As well, where fluid ingress into the wellbore is not under high pressure (but may be still significant in terms of amount) and thus the corresponding acoustic signal is substantially reduced in magnitude and/or is of a sporadic nature such as when gases or liquids bubble periodically into the wellbore, the ability to identify which acoustic signal (and thus the location in the wellbore) that is experiencing fluid ingress is considerably more difficult under the aforementioned prior art methods, and is very unreliable. Again, factors such as reverberation and echoes (as nearly always occur with acoustic signals in wellbores) and/or interfering surface noise each have the undesirable consequence of often making acoustic signals remote from the location of the acoustic event stronger and possessing more power than the acoustic signal emanating from a location in the wellbore most proximate the acoustic event.
Accordingly, the prior art methods of acoustic signal analysis, using signal strength and power (RMS, weighted mean, etc) as a method for comparing acoustic signals as a method for determining which acoustic signal and associated location in a wellbore is likely closest the source of fluid ingress in a well have failed, for the above reasons, to be consistently reliable in precisely locating the location of fluid ingress, even when many acoustic signals are logged over relatively narrow spaced intervals in a wellbore.
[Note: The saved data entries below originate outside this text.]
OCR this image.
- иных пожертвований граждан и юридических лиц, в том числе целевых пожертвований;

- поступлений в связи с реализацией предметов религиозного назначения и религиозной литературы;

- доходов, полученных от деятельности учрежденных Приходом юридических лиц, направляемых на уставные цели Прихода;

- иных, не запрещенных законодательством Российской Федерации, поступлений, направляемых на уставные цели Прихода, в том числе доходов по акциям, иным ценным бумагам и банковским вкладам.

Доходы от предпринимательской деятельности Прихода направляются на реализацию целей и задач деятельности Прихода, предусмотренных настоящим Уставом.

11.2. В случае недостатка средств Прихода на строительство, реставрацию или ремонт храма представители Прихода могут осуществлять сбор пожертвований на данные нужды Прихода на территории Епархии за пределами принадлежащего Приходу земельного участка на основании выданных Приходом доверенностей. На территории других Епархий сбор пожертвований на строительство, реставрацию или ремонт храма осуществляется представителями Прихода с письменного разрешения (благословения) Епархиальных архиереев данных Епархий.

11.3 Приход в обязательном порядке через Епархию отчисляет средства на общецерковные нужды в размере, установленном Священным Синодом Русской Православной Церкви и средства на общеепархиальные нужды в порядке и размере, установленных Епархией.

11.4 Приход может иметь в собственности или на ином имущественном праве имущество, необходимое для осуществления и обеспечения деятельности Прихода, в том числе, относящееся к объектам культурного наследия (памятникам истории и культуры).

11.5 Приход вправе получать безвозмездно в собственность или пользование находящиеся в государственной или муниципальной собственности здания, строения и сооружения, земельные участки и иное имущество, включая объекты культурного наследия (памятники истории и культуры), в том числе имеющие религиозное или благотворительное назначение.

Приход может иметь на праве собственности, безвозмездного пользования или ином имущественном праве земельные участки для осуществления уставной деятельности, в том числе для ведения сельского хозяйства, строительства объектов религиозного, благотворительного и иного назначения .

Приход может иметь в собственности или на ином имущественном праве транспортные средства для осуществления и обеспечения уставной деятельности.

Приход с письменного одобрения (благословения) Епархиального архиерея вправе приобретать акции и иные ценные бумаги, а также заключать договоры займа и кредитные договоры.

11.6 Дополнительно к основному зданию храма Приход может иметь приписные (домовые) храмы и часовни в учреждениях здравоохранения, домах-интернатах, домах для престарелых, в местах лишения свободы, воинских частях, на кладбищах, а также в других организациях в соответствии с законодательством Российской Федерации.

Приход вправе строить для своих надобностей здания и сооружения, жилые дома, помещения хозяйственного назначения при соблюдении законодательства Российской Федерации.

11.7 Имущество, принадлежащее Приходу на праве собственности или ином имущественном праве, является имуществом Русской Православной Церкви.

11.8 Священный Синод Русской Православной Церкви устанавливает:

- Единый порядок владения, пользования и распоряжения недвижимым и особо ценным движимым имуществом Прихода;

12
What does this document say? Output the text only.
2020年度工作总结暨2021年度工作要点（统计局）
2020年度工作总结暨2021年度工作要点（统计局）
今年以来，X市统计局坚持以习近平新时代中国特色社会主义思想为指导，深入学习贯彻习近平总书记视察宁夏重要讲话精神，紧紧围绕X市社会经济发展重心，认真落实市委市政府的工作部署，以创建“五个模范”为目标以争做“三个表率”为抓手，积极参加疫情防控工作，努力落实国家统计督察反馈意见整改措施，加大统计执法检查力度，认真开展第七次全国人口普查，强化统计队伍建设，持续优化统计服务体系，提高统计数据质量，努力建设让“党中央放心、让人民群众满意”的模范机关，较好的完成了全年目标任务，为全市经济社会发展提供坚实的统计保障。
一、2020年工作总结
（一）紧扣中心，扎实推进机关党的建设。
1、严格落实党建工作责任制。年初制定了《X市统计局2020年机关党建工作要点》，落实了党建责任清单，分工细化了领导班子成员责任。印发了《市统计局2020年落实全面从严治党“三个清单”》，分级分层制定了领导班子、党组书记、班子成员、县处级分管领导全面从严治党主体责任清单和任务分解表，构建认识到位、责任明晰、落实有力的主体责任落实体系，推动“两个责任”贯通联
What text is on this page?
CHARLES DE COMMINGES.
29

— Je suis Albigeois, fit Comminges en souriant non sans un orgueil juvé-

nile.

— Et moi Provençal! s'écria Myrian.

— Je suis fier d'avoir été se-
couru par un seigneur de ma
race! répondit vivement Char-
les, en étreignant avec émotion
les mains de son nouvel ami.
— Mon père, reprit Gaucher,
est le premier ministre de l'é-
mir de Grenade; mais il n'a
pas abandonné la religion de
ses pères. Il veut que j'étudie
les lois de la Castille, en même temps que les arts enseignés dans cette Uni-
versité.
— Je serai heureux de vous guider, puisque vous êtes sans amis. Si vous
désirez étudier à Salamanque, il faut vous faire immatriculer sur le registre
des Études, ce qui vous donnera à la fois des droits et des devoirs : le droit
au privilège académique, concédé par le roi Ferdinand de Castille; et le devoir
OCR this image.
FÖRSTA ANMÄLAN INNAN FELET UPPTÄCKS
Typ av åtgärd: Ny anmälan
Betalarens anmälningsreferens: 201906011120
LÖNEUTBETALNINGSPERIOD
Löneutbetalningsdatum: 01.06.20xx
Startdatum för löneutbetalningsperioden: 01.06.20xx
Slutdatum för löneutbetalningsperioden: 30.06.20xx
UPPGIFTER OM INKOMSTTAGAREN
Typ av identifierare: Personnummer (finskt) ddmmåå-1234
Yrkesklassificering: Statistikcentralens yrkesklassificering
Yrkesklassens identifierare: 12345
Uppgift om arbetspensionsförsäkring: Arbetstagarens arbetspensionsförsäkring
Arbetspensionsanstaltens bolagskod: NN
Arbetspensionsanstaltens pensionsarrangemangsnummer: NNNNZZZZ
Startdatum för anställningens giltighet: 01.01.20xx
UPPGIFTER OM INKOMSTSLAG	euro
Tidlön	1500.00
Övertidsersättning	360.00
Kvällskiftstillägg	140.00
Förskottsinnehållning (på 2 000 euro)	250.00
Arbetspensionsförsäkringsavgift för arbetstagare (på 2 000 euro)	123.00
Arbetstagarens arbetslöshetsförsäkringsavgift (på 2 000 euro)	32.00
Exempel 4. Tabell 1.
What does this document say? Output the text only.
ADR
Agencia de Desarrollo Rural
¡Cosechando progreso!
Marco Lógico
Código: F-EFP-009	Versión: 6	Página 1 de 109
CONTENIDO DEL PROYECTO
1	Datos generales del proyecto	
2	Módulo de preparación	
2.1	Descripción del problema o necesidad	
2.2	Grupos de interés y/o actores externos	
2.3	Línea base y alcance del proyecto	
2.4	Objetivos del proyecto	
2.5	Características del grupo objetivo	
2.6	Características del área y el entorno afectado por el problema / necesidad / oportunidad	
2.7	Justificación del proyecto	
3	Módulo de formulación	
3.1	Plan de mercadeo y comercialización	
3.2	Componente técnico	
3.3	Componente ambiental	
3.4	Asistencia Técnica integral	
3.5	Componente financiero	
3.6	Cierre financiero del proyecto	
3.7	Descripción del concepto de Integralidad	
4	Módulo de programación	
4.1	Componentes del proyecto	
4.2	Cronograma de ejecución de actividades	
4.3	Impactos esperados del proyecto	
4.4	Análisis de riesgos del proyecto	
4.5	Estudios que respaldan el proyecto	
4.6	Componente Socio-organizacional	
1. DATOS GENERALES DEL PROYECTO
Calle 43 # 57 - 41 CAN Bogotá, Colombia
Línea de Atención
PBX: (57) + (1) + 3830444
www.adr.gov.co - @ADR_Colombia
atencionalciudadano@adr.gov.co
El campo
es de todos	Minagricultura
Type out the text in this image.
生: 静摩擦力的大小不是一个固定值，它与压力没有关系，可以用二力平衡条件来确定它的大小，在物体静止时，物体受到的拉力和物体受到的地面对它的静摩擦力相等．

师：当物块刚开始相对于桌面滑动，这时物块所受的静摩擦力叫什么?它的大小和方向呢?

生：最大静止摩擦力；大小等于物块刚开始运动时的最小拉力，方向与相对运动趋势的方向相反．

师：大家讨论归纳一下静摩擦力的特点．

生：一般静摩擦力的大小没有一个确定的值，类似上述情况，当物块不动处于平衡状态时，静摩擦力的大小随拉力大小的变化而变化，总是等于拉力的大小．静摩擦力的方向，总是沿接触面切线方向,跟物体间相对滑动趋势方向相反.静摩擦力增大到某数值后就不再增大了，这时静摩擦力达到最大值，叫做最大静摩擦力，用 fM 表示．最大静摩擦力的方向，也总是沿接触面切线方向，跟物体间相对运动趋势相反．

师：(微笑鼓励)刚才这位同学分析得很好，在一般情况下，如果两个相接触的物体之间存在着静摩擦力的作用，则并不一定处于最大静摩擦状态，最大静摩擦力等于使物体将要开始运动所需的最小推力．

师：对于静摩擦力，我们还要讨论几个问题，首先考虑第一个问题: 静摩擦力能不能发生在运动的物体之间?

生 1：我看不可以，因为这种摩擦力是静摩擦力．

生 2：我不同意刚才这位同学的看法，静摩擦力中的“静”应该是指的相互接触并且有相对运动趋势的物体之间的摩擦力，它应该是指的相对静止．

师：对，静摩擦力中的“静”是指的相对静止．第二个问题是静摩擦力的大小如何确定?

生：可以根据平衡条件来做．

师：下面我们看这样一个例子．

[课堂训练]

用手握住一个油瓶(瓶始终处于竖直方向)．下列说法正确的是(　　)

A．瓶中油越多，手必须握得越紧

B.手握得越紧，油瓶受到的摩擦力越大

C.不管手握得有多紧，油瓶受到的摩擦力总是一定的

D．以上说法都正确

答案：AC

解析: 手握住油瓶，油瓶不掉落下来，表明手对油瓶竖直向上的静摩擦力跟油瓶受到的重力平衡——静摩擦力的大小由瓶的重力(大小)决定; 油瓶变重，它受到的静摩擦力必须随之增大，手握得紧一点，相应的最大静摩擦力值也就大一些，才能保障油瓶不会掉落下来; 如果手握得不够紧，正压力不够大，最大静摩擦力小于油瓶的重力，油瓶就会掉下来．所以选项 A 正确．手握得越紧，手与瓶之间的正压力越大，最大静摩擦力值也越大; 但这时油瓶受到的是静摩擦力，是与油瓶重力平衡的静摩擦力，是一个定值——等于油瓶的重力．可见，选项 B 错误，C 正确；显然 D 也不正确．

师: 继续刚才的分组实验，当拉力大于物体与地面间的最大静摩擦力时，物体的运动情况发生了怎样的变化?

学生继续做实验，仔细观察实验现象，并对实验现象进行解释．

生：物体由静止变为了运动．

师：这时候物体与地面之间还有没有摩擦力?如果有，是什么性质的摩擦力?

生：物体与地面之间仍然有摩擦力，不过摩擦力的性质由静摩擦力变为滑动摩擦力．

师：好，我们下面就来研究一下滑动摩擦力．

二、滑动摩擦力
Indeed, there has been at least one instance to the inventor's knowledge where in excess of $1 million (Can.) was incurred in initial attempts to locate a leak in a wellbore, wherein prior art acoustic signal analysis methods incorrectly suggested certain locations in a wellbore were the source of the leak. As a result, various (incorrect) locations in such wellbore were, through laborious effort and expense, injected with cement in an attempt to “seal” the wellbore at such locations from CVM and fluid ingress, but which efforts were not successful due to prior art methods being unable to satisfactorily analyze the acoustic signals to as to be able to accurately identify the location the wellbore fluid ingress was occurring.
In view of the above, a real need exists for an improved method to better detect and locate fluid ingress and egress in a wellbore.